A team from the Czech Technical University in Prague, some of whom are former world-class canoeists, constructed the 1:13-scale hydraulic model of the whitewater channel segments planned for Rio. This type of modelling is intended to show hydraulic behaviours in various flow scenarios and structural configurations, the results of which informed the final design of the facility. There are steel plates on the bottom of the model channel and the obstacles have magnets on them to allow easy and quick movement. ‘CFD modelling would have been too time-consuming here. Old technology works really well in this application,’ says Dungworth.

The modelling allowed the team to observe hydraulic behaviours and how they could be manipulated by the obstacles placed in the channel to create the whitewater features. ‘It allowed us to confirm all of the key parameters – such as flow rate, slope and width – and to measure velocities and depths, as well as observe flow patterns and hydraulic features,’ says Dungworth.

Variables such as channel geometry, gradient, flow rates and obstacle placement were experimented with, and exactly how they influence hydraulic effects – such as depths, velocities, directional shifts, momentum, surging, recirculation and feature formation – was considered.

As these myriad factors were assessed, optimal configurations emerged that demonstrated ample conditions to meet the ICF’s technical requirements for Olympic venues and ensure that the facility was fit for purpose, providing for fair and appropriately challenging competition.

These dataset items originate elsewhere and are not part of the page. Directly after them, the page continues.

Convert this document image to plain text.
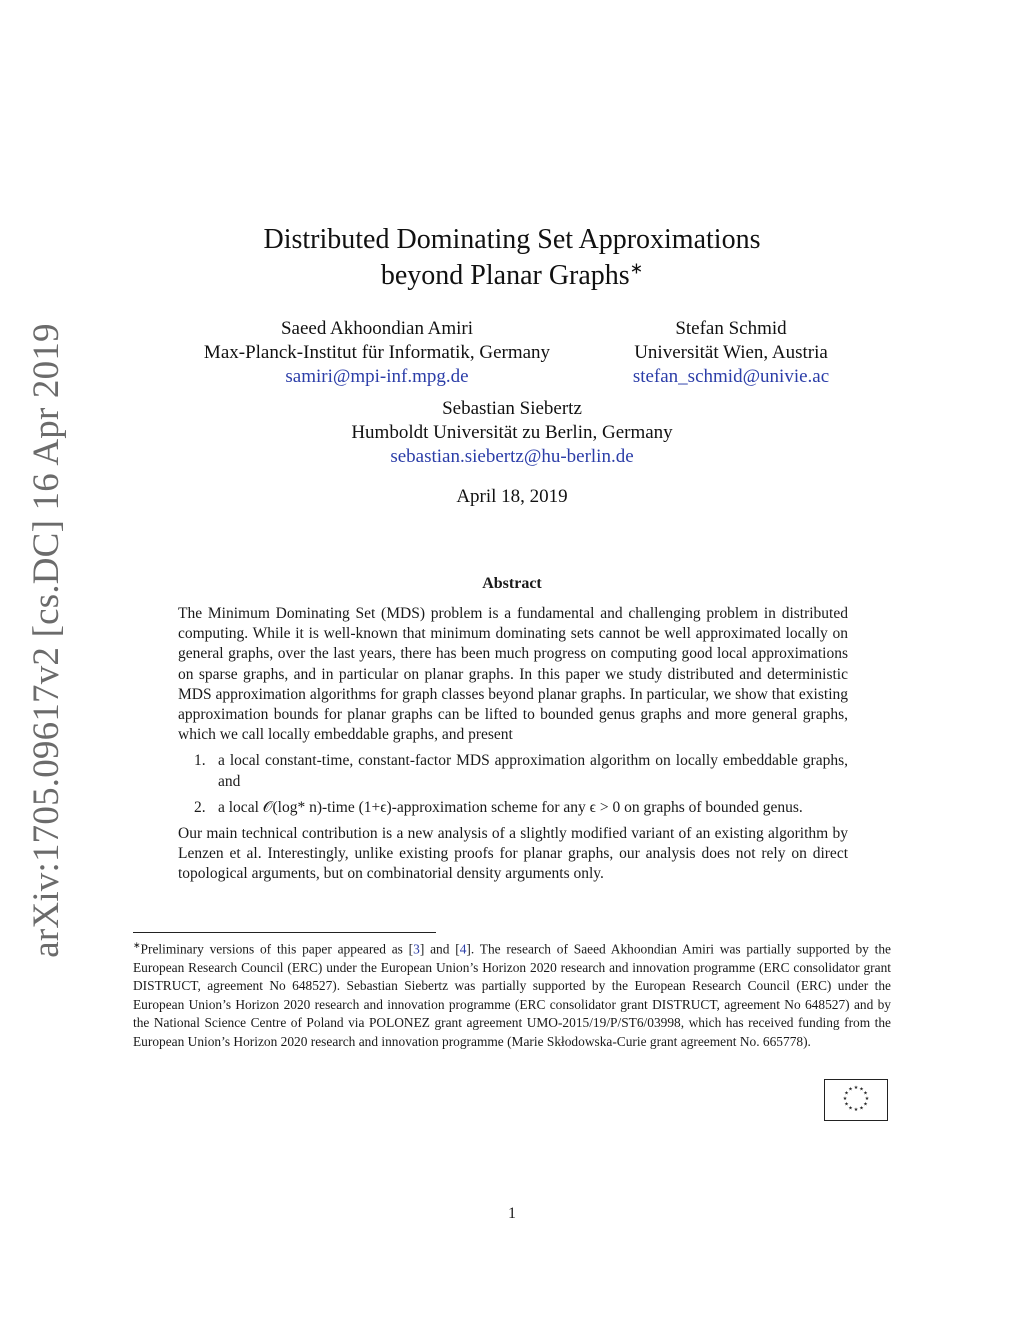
arXiv:1705.09617v2 [cs.DC] 16 Apr 2019
Distributed Dominating Set Approximations
beyond Planar Graphs∗
Saeed Akhoondian Amiri
Max-Planck-Institut für Informatik, Germany
samiri@mpi-inf.mpg.de
Stefan Schmid
Universität Wien, Austria
stefan_schmid@univie.ac
Sebastian Siebertz
Humboldt Universität zu Berlin, Germany
sebastian.siebertz@hu-berlin.de
April 18, 2019
Abstract

The Minimum Dominating Set (MDS) problem is a fundamental and challenging problem in distributed computing. While it is well-known that minimum dominating sets cannot be well approximated locally on general graphs, over the last years, there has been much progress on computing good local approximations on sparse graphs, and in particular on planar graphs. In this paper we study distributed and deterministic MDS approximation algorithms for graph classes beyond planar graphs. In particular, we show that existing approximation bounds for planar graphs can be lifted to bounded genus graphs and more general graphs, which we call locally embeddable graphs, and present

1. a local constant-time, constant-factor MDS approximation algorithm on locally embeddable graphs, and
2. a local 𝒪(log* n)-time (1+ϵ)-approximation scheme for any ϵ > 0 on graphs of bounded genus.

Our main technical contribution is a new analysis of a slightly modified variant of an existing algorithm by Lenzen et al. Interestingly, unlike existing proofs for planar graphs, our analysis does not rely on direct topological arguments, but on combinatorial density arguments only.

∗Preliminary versions of this paper appeared as [3] and [4]. The research of Saeed Akhoondian Amiri was partially supported by the European Research Council (ERC) under the European Union’s Horizon 2020 research and innovation programme (ERC consolidator grant DISTRUCT, agreement No 648527). Sebastian Siebertz was partially supported by the European Research Council (ERC) under the European Union’s Horizon 2020 research and innovation programme (ERC consolidator grant DISTRUCT, agreement No 648527) and by the National Science Centre of Poland via POLONEZ grant agreement UMO-2015/19/P/ST6/03998, which has received funding from the European Union’s Horizon 2020 research and innovation programme (Marie Skłodowska-Curie grant agreement No. 665778).
★ ★
★
★
★
★
★
★
★
★
★
★
1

‘The model gave us and the ICF the confidence to implement design development,’ says Dungworth. ‘We took the obstacle locations from the model and replicated them in Rio, and the results were amazingly successful, with very few refinements. You could have run a competition on it first time out.’

Energy savings

The final results are impressive and the Rio facility will certainly have its own unique whitewater character, and realise a new standard of improved operational efficiencies.

The head on the 280m competition channel has been reduced from 5m in London to 4.5m in Rio, and the flow rate from 15m3/s to 12m3/s, with a 30% reduction in energy consumption. ‘These facilities use a lot of energy, so it is important to reduce that as much as possible while meeting competition standards.’ The second, training channel is 200m long, has a 1.8m drop and a flow rate
of 10.5m3/s.

Precautions against the Zika virus

The threat of being bitten by mosquitoes carrying the Zika virus, at the canoe slalom, are minimal. The mosquitoes breed in stagnant water and the slalom course features fast moving chlorinated water. 

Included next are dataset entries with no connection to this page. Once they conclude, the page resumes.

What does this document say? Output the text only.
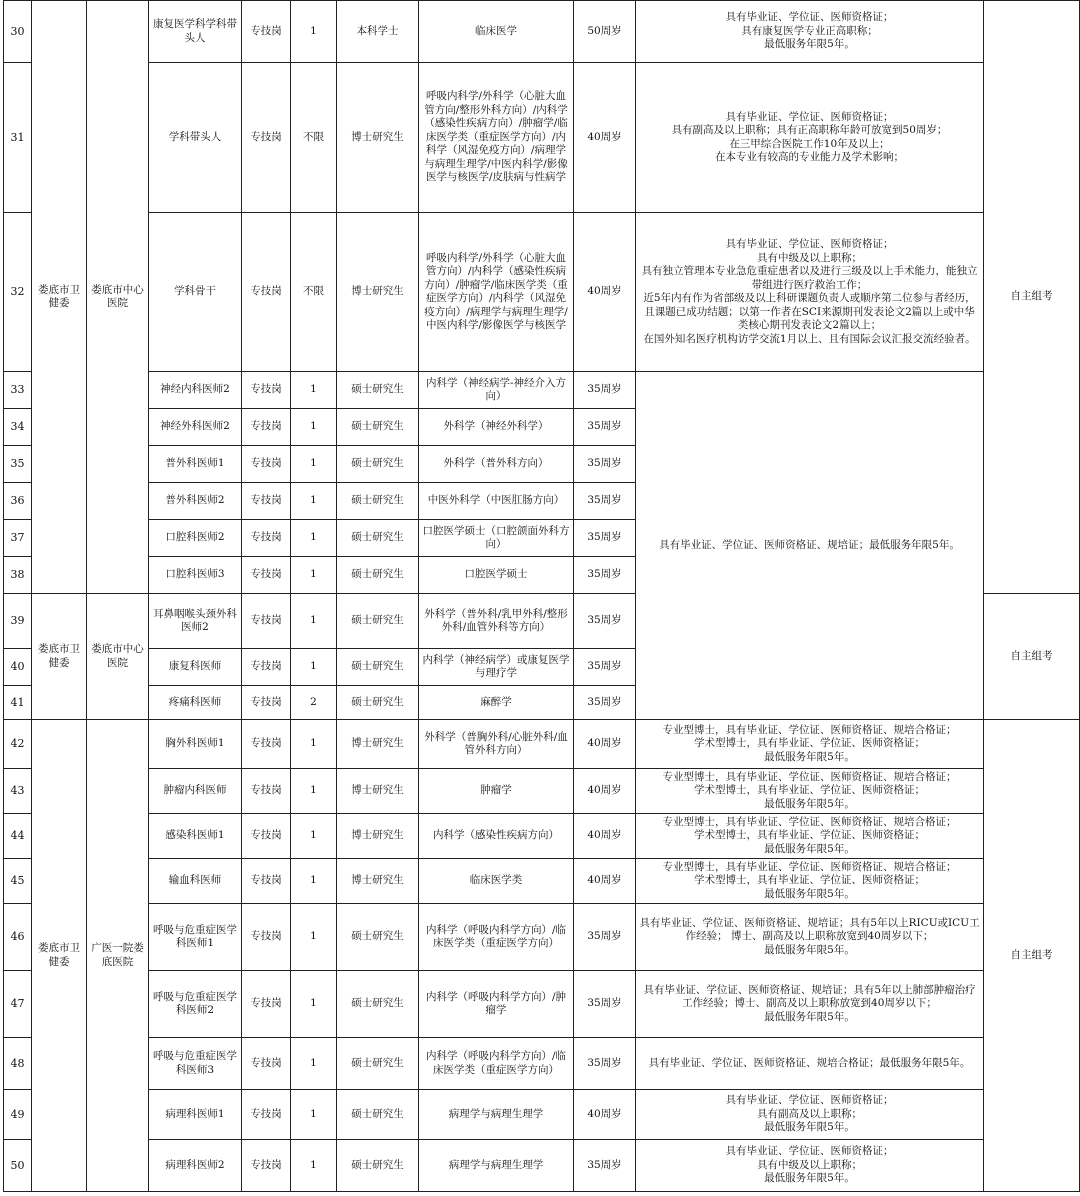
30	娄底市卫健委	娄底市中心医院	康复医学科学科带头人	专技岗	1	本科学士	临床医学	50周岁	具有毕业证、学位证、医师资格证；
具有康复医学专业正高职称；
最低服务年限5年。	自主组考
31			学科带头人	专技岗	不限	博士研究生	呼吸内科学/外科学（心脏大血管方向/整形外科方向）/内科学（感染性疾病方向）/肿瘤学/临床医学类（重症医学方向）/内科学（风湿免疫方向）/病理学与病理生理学/中医内科学/影像医学与核医学/皮肤病与性病学	40周岁	具有毕业证、学位证、医师资格证；
具有副高及以上职称；具有正高职称年龄可放宽到50周岁；
在三甲综合医院工作10年及以上；
在本专业有较高的专业能力及学术影响；	
32			学科骨干	专技岗	不限	博士研究生	呼吸内科学/外科学（心脏大血管方向）/内科学（感染性疾病方向）/肿瘤学/临床医学类（重症医学方向）/内科学（风湿免疫方向）/病理学与病理生理学/中医内科学/影像医学与核医学	40周岁	具有毕业证、学位证、医师资格证；
具有中级及以上职称；
具有独立管理本专业急危重症患者以及进行三级及以上手术能力，能独立带组进行医疗救治工作；
近5年内有作为省部级及以上科研课题负责人或顺序第二位参与者经历，且课题已成功结题；以第一作者在SCI来源期刊发表论文2篇以上或中华类核心期刊发表论文2篇以上；
在国外知名医疗机构访学交流1月以上、且有国际会议汇报交流经验者。	
33			神经内科医师2	专技岗	1	硕士研究生	内科学（神经病学-神经介入方向）	35周岁	具有毕业证、学位证、医师资格证、规培证；最低服务年限5年。	
34			神经外科医师2	专技岗	1	硕士研究生	外科学（神经外科学）	35周岁		
35			普外科医师1	专技岗	1	硕士研究生	外科学（普外科方向）	35周岁		
36			普外科医师2	专技岗	1	硕士研究生	中医外科学（中医肛肠方向）	35周岁		
37			口腔科医师2	专技岗	1	硕士研究生	口腔医学硕士（口腔颌面外科方向）	35周岁		
38			口腔科医师3	专技岗	1	硕士研究生	口腔医学硕士	35周岁		
39	娄底市卫健委	娄底市中心医院	耳鼻咽喉头颈外科医师2	专技岗	1	硕士研究生	外科学（普外科/乳甲外科/整形外科/血管外科等方向）	35周岁		自主组考
40			康复科医师	专技岗	1	硕士研究生	内科学（神经病学）或康复医学与理疗学	35周岁		
41			疼痛科医师	专技岗	2	硕士研究生	麻醉学	35周岁		
42	娄底市卫健委	广医一院娄底医院	胸外科医师1	专技岗	1	博士研究生	外科学（普胸外科/心脏外科/血管外科方向）	40周岁	专业型博士，具有毕业证、学位证、医师资格证、规培合格证；
学术型博士，具有毕业证、学位证、医师资格证；
最低服务年限5年。	自主组考
43			肿瘤内科医师	专技岗	1	博士研究生	肿瘤学	40周岁	专业型博士，具有毕业证、学位证、医师资格证、规培合格证；
学术型博士，具有毕业证、学位证、医师资格证；
最低服务年限5年。	
44			感染科医师1	专技岗	1	博士研究生	内科学（感染性疾病方向）	40周岁	专业型博士，具有毕业证、学位证、医师资格证、规培合格证；
学术型博士，具有毕业证、学位证、医师资格证；
最低服务年限5年。	
45			输血科医师	专技岗	1	博士研究生	临床医学类	40周岁	专业型博士，具有毕业证、学位证、医师资格证、规培合格证；
学术型博士，具有毕业证、学位证、医师资格证；
最低服务年限5年。	
46			呼吸与危重症医学科医师1	专技岗	1	硕士研究生	内科学（呼吸内科学方向）/临床医学类（重症医学方向）	35周岁	具有毕业证、学位证、医师资格证、规培证；具有5年以上RICU或ICU工作经验； 博士、副高及以上职称放宽到40周岁以下；
最低服务年限5年。	
47			呼吸与危重症医学科医师2	专技岗	1	硕士研究生	内科学（呼吸内科学方向）/肿瘤学	35周岁	具有毕业证、学位证、医师资格证、规培证；具有5年以上肺部肿瘤治疗工作经验；博士、副高及以上职称放宽到40周岁以下；
最低服务年限5年。	
48			呼吸与危重症医学科医师3	专技岗	1	硕士研究生	内科学（呼吸内科学方向）/临床医学类（重症医学方向）	35周岁	具有毕业证、学位证、医师资格证、规培合格证；最低服务年限5年。	
49			病理科医师1	专技岗	1	硕士研究生	病理学与病理生理学	40周岁	具有毕业证、学位证、医师资格证；
具有副高及以上职称；
最低服务年限5年。	
50			病理科医师2	专技岗	1	硕士研究生	病理学与病理生理学	35周岁	具有毕业证、学位证、医师资格证；
具有中级及以上职称；
最低服务年限5年。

The International Olympic Committee says Games venues would be regularly inspected to ensure puddles of stagnant water are removed, minimising the risk of athletes and visitors coming into contact with the insects.

The British Olympic  Association says anyone going to Rio should use insect repellent and seek health advice from their GP or a travel clinic in advance of their trip.

Cundall and WPI’s efforts to minimise operating expenses will help to ensure that a vibrant post-Games legacy can be achieved. As well as recreation, the course will provide an amazing venue for school and scout groups, commercial rafting, and amateur and professional sport. It will also be a training ground for fire and rescue teams.

Dungworth is excited about seeing all the team’s hard work come together in August. ‘I am looking forward to watching the Olympics on the television and proudly reflecting on the journey that we have been through to create such a dynamic and spectacular venue.’